Proponents believe that children clear medications from their bodies quicker, thus leading to less physical addiction. This may or may not be true. Nevertheless, there is still the unresolved matter of potential psychological and spiritual damage from taking psychotropic medicines.
Giving children medicine at the first sign of a problem, whether paracetamol for a headache or Prozac for a bad mood, sends a powerful message to the youthful mind - pills will cure your ills. It’s a message that drug companies would like to see embedded in all of our minds.
In fact, it is the hidden damage of early drug use that is most difficult to spot and remedy. Early childhood is a time of tremendous changes in the human brain. Cerebral metabolic rate peaks between ages three and four (Ann Neurol, 1987; 22: 487-97), and visual processing, language and motor skills are acquired at this time. The influence of mind-altering medications on the timing and direction of physical and mental development is simply not known (J Am Acad Child Adolesc Psychiatry, 2003; 42: 651-5).
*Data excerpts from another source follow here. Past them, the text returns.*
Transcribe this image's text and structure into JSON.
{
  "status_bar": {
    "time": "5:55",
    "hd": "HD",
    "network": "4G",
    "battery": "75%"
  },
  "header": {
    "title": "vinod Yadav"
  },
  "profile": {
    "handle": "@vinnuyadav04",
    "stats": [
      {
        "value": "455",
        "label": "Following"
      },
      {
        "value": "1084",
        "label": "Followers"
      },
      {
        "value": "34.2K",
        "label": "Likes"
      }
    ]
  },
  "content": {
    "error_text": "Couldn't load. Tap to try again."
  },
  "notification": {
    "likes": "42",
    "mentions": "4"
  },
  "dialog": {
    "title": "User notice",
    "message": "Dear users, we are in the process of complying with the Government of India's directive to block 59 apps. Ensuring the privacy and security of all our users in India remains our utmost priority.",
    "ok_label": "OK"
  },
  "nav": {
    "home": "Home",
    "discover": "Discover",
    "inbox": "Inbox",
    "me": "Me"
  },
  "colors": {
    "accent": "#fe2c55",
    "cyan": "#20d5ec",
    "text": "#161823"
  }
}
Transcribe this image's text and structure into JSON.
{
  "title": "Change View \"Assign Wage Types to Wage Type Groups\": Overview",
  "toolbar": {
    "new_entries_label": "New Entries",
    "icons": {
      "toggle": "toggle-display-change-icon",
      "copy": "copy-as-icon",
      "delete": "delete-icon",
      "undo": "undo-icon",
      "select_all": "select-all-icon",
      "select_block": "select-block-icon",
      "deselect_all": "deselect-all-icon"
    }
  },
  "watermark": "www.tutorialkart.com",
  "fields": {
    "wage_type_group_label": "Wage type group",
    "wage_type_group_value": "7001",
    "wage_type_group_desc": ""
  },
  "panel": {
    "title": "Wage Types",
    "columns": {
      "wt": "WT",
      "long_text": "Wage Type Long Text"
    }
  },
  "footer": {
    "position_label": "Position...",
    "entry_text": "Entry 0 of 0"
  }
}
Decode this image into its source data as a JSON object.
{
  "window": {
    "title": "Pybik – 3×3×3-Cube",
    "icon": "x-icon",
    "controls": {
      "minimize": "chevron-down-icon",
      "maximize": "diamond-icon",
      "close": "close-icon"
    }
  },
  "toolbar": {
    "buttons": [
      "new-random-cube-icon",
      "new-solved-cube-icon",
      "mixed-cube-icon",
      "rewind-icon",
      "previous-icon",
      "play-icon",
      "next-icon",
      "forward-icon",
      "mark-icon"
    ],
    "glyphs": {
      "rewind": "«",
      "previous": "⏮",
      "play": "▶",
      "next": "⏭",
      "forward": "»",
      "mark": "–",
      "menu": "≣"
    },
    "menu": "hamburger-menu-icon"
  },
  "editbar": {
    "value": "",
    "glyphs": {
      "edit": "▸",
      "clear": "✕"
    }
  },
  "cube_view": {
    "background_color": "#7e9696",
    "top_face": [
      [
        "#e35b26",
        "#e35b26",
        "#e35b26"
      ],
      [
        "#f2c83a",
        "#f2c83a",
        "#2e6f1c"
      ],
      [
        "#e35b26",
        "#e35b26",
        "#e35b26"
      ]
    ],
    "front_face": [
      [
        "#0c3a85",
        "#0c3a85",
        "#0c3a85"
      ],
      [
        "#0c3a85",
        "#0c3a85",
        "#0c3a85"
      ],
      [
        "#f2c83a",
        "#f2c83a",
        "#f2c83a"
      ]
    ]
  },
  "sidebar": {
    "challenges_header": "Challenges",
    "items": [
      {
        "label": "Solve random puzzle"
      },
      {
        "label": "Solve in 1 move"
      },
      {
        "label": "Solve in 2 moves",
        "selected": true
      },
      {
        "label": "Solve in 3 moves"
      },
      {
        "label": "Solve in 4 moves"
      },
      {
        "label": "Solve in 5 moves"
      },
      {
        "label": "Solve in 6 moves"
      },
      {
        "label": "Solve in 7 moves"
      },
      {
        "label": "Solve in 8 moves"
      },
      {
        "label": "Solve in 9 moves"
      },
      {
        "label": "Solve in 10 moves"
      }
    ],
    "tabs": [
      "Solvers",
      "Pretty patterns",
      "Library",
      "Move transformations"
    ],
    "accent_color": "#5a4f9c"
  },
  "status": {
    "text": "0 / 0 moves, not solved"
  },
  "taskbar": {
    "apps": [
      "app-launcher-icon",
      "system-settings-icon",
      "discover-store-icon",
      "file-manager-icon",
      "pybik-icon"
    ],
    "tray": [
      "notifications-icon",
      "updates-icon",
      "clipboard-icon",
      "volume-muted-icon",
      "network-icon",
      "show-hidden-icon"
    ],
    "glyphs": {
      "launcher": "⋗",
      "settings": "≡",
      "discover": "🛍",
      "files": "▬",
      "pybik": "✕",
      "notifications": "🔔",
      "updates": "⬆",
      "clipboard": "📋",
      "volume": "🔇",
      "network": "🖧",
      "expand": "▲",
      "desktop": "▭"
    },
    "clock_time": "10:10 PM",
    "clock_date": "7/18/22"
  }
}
For this reason, a recent review (JAMA, 2000; 283: 1025-30) concluded that the 'possibility of adverse effects on the developing brain cannot be ruled out'. The report’s authors then went on to recommend that now is the time for parents to start actively looking for signs of subtle changes in the developing personalities of their children, which could be the direct result of mood-altering drugs on the neurotransmitters of the brain.
Barriers to change
Many things stand in the way of effective medical treatment for children. One is the ethical issue of testing drugs in children. What parents, after all, would consent to such participation and potential harm of their child?
Yet, the extensive off-label use of medications in children suggests that many are already participating in such research (J Law Med Ethics, 2000; 28: 362-78).
Also, paediatric drug use traditionally represents only a small portion of the market, so there is little incentive for paediatric drug testing. To comply with current regulations, drug companies need only insert a disclaimer, cautioning against paediatric use.
Even so, a review by Australian authorities found that 70 per cent of the products surveyed had either no information, or only a partial or general disclaimer regarding use in children (Report of the Working Party on the Registration of Drugs for Use in Children, Canberra: Therapeutic Goods Administration, 1997). This finding is similar to that of the US Physicians’ Desk Reference (Pediatrics, 1999; 104: 598-602).
Clearly, whatever the official line, children do not have equal access to ‘safe’ regulated drugs. But other socially based problems have promoted the acceptance of the use of mood-altering drugs by children.
Chief among these is how parents are continually being encouraged to abdicate their parental responsibilities to doctors, schools, social services officials and, ultimately, drug companies.
There is also the growing belief, unique to the post-baby-boomer generation of parents, that all children must fit into an idealised behavioural picture - well behaved, uncomplaining, never bored or fussy and never an inconvenience to the parents. The more widespread this expectation, the more children will be diagnosed with ‘behavioural problems’ and ‘depression’.
The backlash against Ritalin and overdiagnosis of ADHD may also be a factor. Parents unhappy with the ‘diagnosis’ of ADHD have successfully argued that the symptoms of ADHD can be easily confused with other problems.